Director of the Vietnam Institute for Development Strategies Tran Hong Quang. |
Director of the Vietnam Institute for Development Strategies under the Ministry of Planning and Investment Tran Hong Quang referred to the country’s draft socio-economic development strategy for the 2021-30 at the conference themed “Shaping Investment and Business Strategies in the new context” on January 11, 2021.
By 2030, the GDP per capita would rise to US$4,700-5,000 from the current US$3,521, laying a foundation for the country to become a developed country of high-income status by 2045.
“Vietnam will ensure its sustainable and rapid economic growth based on science, technology, innovation and digital transformation,” stated Mr. Quang.
During this process, administrative reform and higher quality of legal framework will be key for Vietnam to enhance efficiency in economic development and integration, he continued.

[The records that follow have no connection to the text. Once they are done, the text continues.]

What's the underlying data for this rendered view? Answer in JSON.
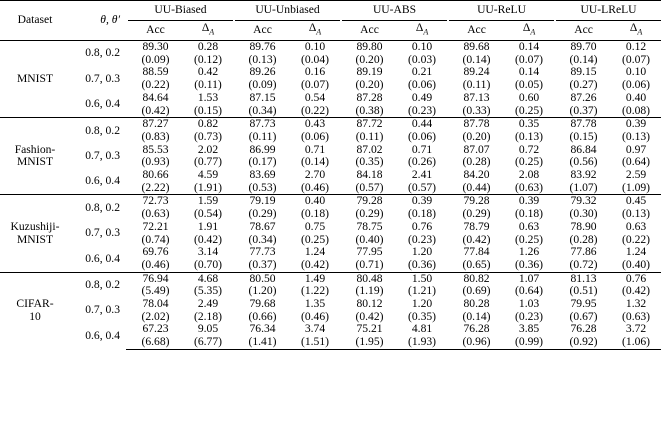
{
  "header": {
    "dataset": "Dataset",
    "theta": "θ, θ′",
    "methods": [
      "UU-Biased",
      "UU-Unbiased",
      "UU-ABS",
      "UU-ReLU",
      "UU-LReLU"
    ],
    "acc": "Acc",
    "delta": "Δ_A"
  },
  "datasets": [
    {
      "name": "MNIST",
      "rows": [
        {
          "theta": "0.8, 0.2",
          "mean": [
            [
              "89.30",
              false
            ],
            [
              "0.28",
              false
            ],
            [
              "89.76",
              true
            ],
            [
              "0.10",
              false
            ],
            [
              "89.80",
              true
            ],
            [
              "0.10",
              false
            ],
            [
              "89.68",
              true
            ],
            [
              "0.14",
              false
            ],
            [
              "89.70",
              true
            ],
            [
              "0.12",
              false
            ]
          ],
          "sd": [
            [
              "(0.09)",
              false
            ],
            [
              "(0.12)",
              false
            ],
            [
              "(0.13)",
              true
            ],
            [
              "(0.04)",
              false
            ],
            [
              "(0.20)",
              true
            ],
            [
              "(0.03)",
              false
            ],
            [
              "(0.14)",
              true
            ],
            [
              "(0.07)",
              false
            ],
            [
              "(0.14)",
              true
            ],
            [
              "(0.07)",
              false
            ]
          ]
        },
        {
          "theta": "0.7, 0.3",
          "mean": [
            [
              "88.59",
              false
            ],
            [
              "0.42",
              false
            ],
            [
              "89.26",
              true
            ],
            [
              "0.16",
              false
            ],
            [
              "89.19",
              true
            ],
            [
              "0.21",
              false
            ],
            [
              "89.24",
              true
            ],
            [
              "0.14",
              false
            ],
            [
              "89.15",
              true
            ],
            [
              "0.10",
              false
            ]
          ],
          "sd": [
            [
              "(0.22)",
              false
            ],
            [
              "(0.11)",
              false
            ],
            [
              "(0.09)",
              true
            ],
            [
              "(0.07)",
              false
            ],
            [
              "(0.20)",
              true
            ],
            [
              "(0.06)",
              false
            ],
            [
              "(0.11)",
              true
            ],
            [
              "(0.05)",
              false
            ],
            [
              "(0.27)",
              true
            ],
            [
              "(0.06)",
              false
            ]
          ]
        },
        {
          "theta": "0.6, 0.4",
          "mean": [
            [
              "84.64",
              false
            ],
            [
              "1.53",
              false
            ],
            [
              "87.15",
              true
            ],
            [
              "0.54",
              false
            ],
            [
              "87.28",
              true
            ],
            [
              "0.49",
              false
            ],
            [
              "87.13",
              true
            ],
            [
              "0.60",
              false
            ],
            [
              "87.26",
              true
            ],
            [
              "0.40",
              false
            ]
          ],
          "sd": [
            [
              "(0.42)",
              false
            ],
            [
              "(0.15)",
              false
            ],
            [
              "(0.34)",
              true
            ],
            [
              "(0.22)",
              false
            ],
            [
              "(0.38)",
              true
            ],
            [
              "(0.23)",
              false
            ],
            [
              "(0.33)",
              true
            ],
            [
              "(0.25)",
              false
            ],
            [
              "(0.37)",
              true
            ],
            [
              "(0.08)",
              false
            ]
          ]
        }
      ]
    },
    {
      "name": "Fashion-MNIST",
      "name_lines": [
        "Fashion-",
        "MNIST"
      ],
      "rows": [
        {
          "theta": "0.8, 0.2",
          "mean": [
            [
              "87.27",
              true
            ],
            [
              "0.82",
              false
            ],
            [
              "87.73",
              true
            ],
            [
              "0.43",
              false
            ],
            [
              "87.72",
              true
            ],
            [
              "0.44",
              false
            ],
            [
              "87.78",
              true
            ],
            [
              "0.35",
              false
            ],
            [
              "87.78",
              true
            ],
            [
              "0.39",
              false
            ]
          ],
          "sd": [
            [
              "(0.83)",
              true
            ],
            [
              "(0.73)",
              false
            ],
            [
              "(0.11)",
              true
            ],
            [
              "(0.06)",
              false
            ],
            [
              "(0.11)",
              true
            ],
            [
              "(0.06)",
              false
            ],
            [
              "(0.20)",
              true
            ],
            [
              "(0.13)",
              false
            ],
            [
              "(0.15)",
              true
            ],
            [
              "(0.13)",
              false
            ]
          ]
        },
        {
          "theta": "0.7, 0.3",
          "mean": [
            [
              "85.53",
              false
            ],
            [
              "2.02",
              false
            ],
            [
              "86.99",
              true
            ],
            [
              "0.71",
              false
            ],
            [
              "87.02",
              true
            ],
            [
              "0.71",
              false
            ],
            [
              "87.07",
              true
            ],
            [
              "0.72",
              false
            ],
            [
              "86.84",
              true
            ],
            [
              "0.97",
              false
            ]
          ],
          "sd": [
            [
              "(0.93)",
              false
            ],
            [
              "(0.77)",
              false
            ],
            [
              "(0.17)",
              true
            ],
            [
              "(0.14)",
              false
            ],
            [
              "(0.35)",
              true
            ],
            [
              "(0.26)",
              false
            ],
            [
              "(0.28)",
              true
            ],
            [
              "(0.25)",
              false
            ],
            [
              "(0.56)",
              true
            ],
            [
              "(0.64)",
              false
            ]
          ]
        },
        {
          "theta": "0.6, 0.4",
          "mean": [
            [
              "80.66",
              false
            ],
            [
              "4.59",
              false
            ],
            [
              "83.69",
              true
            ],
            [
              "2.70",
              false
            ],
            [
              "84.18",
              true
            ],
            [
              "2.41",
              false
            ],
            [
              "84.20",
              true
            ],
            [
              "2.08",
              false
            ],
            [
              "83.92",
              true
            ],
            [
              "2.59",
              false
            ]
          ],
          "sd": [
            [
              "(2.22)",
              false
            ],
            [
              "(1.91)",
              false
            ],
            [
              "(0.53)",
              true
            ],
            [
              "(0.46)",
              false
            ],
            [
              "(0.57)",
              true
            ],
            [
              "(0.57)",
              false
            ],
            [
              "(0.44)",
              true
            ],
            [
              "(0.63)",
              false
            ],
            [
              "(1.07)",
              true
            ],
            [
              "(1.09)",
              false
            ]
          ]
        }
      ]
    },
    {
      "name": "Kuzushiji-MNIST",
      "name_lines": [
        "Kuzushiji-",
        "MNIST"
      ],
      "rows": [
        {
          "theta": "0.8, 0.2",
          "mean": [
            [
              "72.73",
              false
            ],
            [
              "1.59",
              false
            ],
            [
              "79.19",
              true
            ],
            [
              "0.40",
              false
            ],
            [
              "79.28",
              true
            ],
            [
              "0.39",
              false
            ],
            [
              "79.28",
              true
            ],
            [
              "0.39",
              false
            ],
            [
              "79.32",
              true
            ],
            [
              "0.45",
              false
            ]
          ],
          "sd": [
            [
              "(0.63)",
              false
            ],
            [
              "(0.54)",
              false
            ],
            [
              "(0.29)",
              true
            ],
            [
              "(0.18)",
              false
            ],
            [
              "(0.29)",
              true
            ],
            [
              "(0.18)",
              false
            ],
            [
              "(0.29)",
              true
            ],
            [
              "(0.18)",
              false
            ],
            [
              "(0.30)",
              true
            ],
            [
              "(0.13)",
              false
            ]
          ]
        },
        {
          "theta": "0.7, 0.3",
          "mean": [
            [
              "72.21",
              false
            ],
            [
              "1.91",
              false
            ],
            [
              "78.67",
              true
            ],
            [
              "0.75",
              false
            ],
            [
              "78.75",
              true
            ],
            [
              "0.76",
              false
            ],
            [
              "78.79",
              true
            ],
            [
              "0.63",
              false
            ],
            [
              "78.90",
              true
            ],
            [
              "0.63",
              false
            ]
          ],
          "sd": [
            [
              "(0.74)",
              false
            ],
            [
              "(0.42)",
              false
            ],
            [
              "(0.34)",
              true
            ],
            [
              "(0.25)",
              false
            ],
            [
              "(0.40)",
              true
            ],
            [
              "(0.23)",
              false
            ],
            [
              "(0.42)",
              true
            ],
            [
              "(0.25)",
              false
            ],
            [
              "(0.28)",
              true
            ],
            [
              "(0.22)",
              false
            ]
          ]
        },
        {
          "theta": "0.6, 0.4",
          "mean": [
            [
              "69.76",
              false
            ],
            [
              "3.14",
              false
            ],
            [
              "77.73",
              true
            ],
            [
              "1.24",
              false
            ],
            [
              "77.95",
              true
            ],
            [
              "1.20",
              false
            ],
            [
              "77.84",
              true
            ],
            [
              "1.26",
              false
            ],
            [
              "77.86",
              true
            ],
            [
              "1.24",
              false
            ]
          ],
          "sd": [
            [
              "(0.46)",
              false
            ],
            [
              "(0.70)",
              false
            ],
            [
              "(0.37)",
              true
            ],
            [
              "(0.42)",
              false
            ],
            [
              "(0.71)",
              true
            ],
            [
              "(0.36)",
              false
            ],
            [
              "(0.65)",
              true
            ],
            [
              "(0.36)",
              false
            ],
            [
              "(0.72)",
              true
            ],
            [
              "(0.40)",
              false
            ]
          ]
        }
      ]
    },
    {
      "name": "CIFAR-10",
      "name_lines": [
        "CIFAR-",
        "10"
      ],
      "rows": [
        {
          "theta": "0.8, 0.2",
          "mean": [
            [
              "76.94",
              false
            ],
            [
              "4.68",
              false
            ],
            [
              "80.50",
              true
            ],
            [
              "1.49",
              false
            ],
            [
              "80.48",
              true
            ],
            [
              "1.50",
              false
            ],
            [
              "80.82",
              true
            ],
            [
              "1.07",
              false
            ],
            [
              "81.13",
              true
            ],
            [
              "0.76",
              false
            ]
          ],
          "sd": [
            [
              "(5.49)",
              false
            ],
            [
              "(5.35)",
              false
            ],
            [
              "(1.20)",
              true
            ],
            [
              "(1.22)",
              false
            ],
            [
              "(1.19)",
              true
            ],
            [
              "(1.21)",
              false
            ],
            [
              "(0.69)",
              true
            ],
            [
              "(0.64)",
              false
            ],
            [
              "(0.51)",
              true
            ],
            [
              "(0.42)",
              false
            ]
          ]
        },
        {
          "theta": "0.7, 0.3",
          "mean": [
            [
              "78.04",
              true
            ],
            [
              "2.49",
              false
            ],
            [
              "79.68",
              true
            ],
            [
              "1.35",
              false
            ],
            [
              "80.12",
              true
            ],
            [
              "1.20",
              false
            ],
            [
              "80.28",
              true
            ],
            [
              "1.03",
              false
            ],
            [
              "79.95",
              true
            ],
            [
              "1.32",
              false
            ]
          ],
          "sd": [
            [
              "(2.02)",
              true
            ],
            [
              "(2.18)",
              false
            ],
            [
              "(0.66)",
              true
            ],
            [
              "(0.46)",
              false
            ],
            [
              "(0.42)",
              true
            ],
            [
              "(0.35)",
              false
            ],
            [
              "(0.14)",
              true
            ],
            [
              "(0.23)",
              false
            ],
            [
              "(0.67)",
              true
            ],
            [
              "(0.63)",
              false
            ]
          ]
        },
        {
          "theta": "0.6, 0.4",
          "mean": [
            [
              "67.23",
              false
            ],
            [
              "9.05",
              false
            ],
            [
              "76.34",
              true
            ],
            [
              "3.74",
              false
            ],
            [
              "75.21",
              true
            ],
            [
              "4.81",
              false
            ],
            [
              "76.28",
              true
            ],
            [
              "3.85",
              false
            ],
            [
              "76.28",
              true
            ],
            [
              "3.72",
              false
            ]
          ],
          "sd": [
            [
              "(6.68)",
              false
            ],
            [
              "(6.77)",
              false
            ],
            [
              "(1.41)",
              true
            ],
            [
              "(1.51)",
              false
            ],
            [
              "(1.95)",
              true
            ],
            [
              "(1.93)",
              false
            ],
            [
              "(0.96)",
              true
            ],
            [
              "(0.99)",
              false
            ],
            [
              "(0.92)",
              true
            ],
            [
              "(1.06)",
              false
            ]
          ]
        }
      ]
    }
  ]
}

Under the draft strategy, the Government identifies three breakthroughs for the next 10 years in terms of institutional framework, human resources and infrastructure.
According to Mr. Quang, Vietnam will continue to finalize the socialist-oriented market economy, in which all resources for development are mobilized based on market mechanism.
In a modern world of Industry 4.0, Vietnam continues to pursue innovation and technologies to develop high quality manpower to realize the national digital transformation process.
In terms of infrastructure development, Mr. Quang expected Vietnam to continue upgrading the current infrastructure system focusing on transportation, energy, IT, urban and climate-resilient infrastructures.
“The country places a great focus on digital infrastructure to ensure the rapid development of digital economy and society,” he added.
In 2020, Vietnam’s added manufacturing value per capita was estimated at US$900, which is expected to rise to US$2,000 by 2030 as it becomes a newly industrialized country.
The United Nations Industrial Development Organization (UNIDO) sets criteria for a newly industrialized country with the added manufacturing value per capita at US$1,000-2,500, or equivalent to 0.5% of the total manufacturing value globally.